Functional Analysis
Introduction to Spectral Theory
Why does the conjugate gradient method converge in a finite number of steps? Why do kernel methods (kernel SVM) work? The answer is spectral theory: the structure of an operator's spectrum determines both the convergence speed of iterative solvers and the expressive power of kernel methods.
- **Iterative solvers**: convergence rate of Jacobi iterations = spectral radius of the iteration matrix; preconditioned CG minimizes iteration count by optimizing the spectrum of the preconditioned matrix
- **Kernel methods (SVM, GP)**: the Gram matrix generates a compact integral operator; Mercer's theorem guarantees k(x,y) = sum lambda_i phi_i(x) phi_i(y) via the operator's eigenfunctions
- **PageRank**: the stationary distribution is the eigenvector for lambda = 1; computed by power iterations in O(n) due to the spectral gap |lambda_1| - |lambda_2|
Предварительные знания
Spectrum and Resolvent
For a bounded linear operator T: X -> X on a Banach space X, define: **resolvent set** rho(T) = {lambda in C : (T - lambda I)^{-1} exists and is bounded}, **spectrum** sigma(T) = C minus rho(T). Unlike matrices, the spectrum in infinite dimensions splits into three disjoint parts.

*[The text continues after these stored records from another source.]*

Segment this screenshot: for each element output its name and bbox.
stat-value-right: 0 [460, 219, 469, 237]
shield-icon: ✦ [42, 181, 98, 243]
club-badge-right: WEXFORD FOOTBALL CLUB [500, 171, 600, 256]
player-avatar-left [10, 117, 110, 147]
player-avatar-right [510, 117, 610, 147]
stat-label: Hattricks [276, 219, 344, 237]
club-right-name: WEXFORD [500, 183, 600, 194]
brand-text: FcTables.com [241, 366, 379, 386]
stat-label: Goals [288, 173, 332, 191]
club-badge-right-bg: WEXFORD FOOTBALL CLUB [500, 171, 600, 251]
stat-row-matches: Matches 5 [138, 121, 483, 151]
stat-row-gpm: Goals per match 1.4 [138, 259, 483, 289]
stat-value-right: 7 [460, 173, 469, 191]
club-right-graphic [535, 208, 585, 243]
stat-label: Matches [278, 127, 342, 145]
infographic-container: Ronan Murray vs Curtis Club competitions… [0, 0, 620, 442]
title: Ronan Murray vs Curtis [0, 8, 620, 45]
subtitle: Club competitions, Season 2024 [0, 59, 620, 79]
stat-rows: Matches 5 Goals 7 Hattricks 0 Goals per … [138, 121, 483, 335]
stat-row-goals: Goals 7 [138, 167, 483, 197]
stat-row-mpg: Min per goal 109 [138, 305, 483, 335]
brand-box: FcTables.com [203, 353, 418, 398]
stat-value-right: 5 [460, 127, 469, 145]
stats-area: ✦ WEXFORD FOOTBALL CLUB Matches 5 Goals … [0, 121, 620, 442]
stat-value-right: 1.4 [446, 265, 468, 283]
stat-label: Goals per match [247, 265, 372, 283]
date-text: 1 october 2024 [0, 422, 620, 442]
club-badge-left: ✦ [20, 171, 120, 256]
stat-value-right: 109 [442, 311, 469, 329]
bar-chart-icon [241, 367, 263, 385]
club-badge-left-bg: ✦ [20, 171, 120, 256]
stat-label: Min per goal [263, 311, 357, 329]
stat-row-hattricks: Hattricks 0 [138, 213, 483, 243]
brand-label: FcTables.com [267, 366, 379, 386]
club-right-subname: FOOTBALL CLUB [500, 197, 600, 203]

**Three parts of the spectrum**: 1. **Point spectrum** sigma_p(T): lambda such that T - lambda I is not injective (eigenvalues, Tx = lambda x). 2. **Continuous spectrum** sigma_c(T): T - lambda I is injective, its range is dense, but (T - lambda I)^{-1} is unbounded. 3. **Residual spectrum** sigma_r(T): T - lambda I is injective but its range is not dense.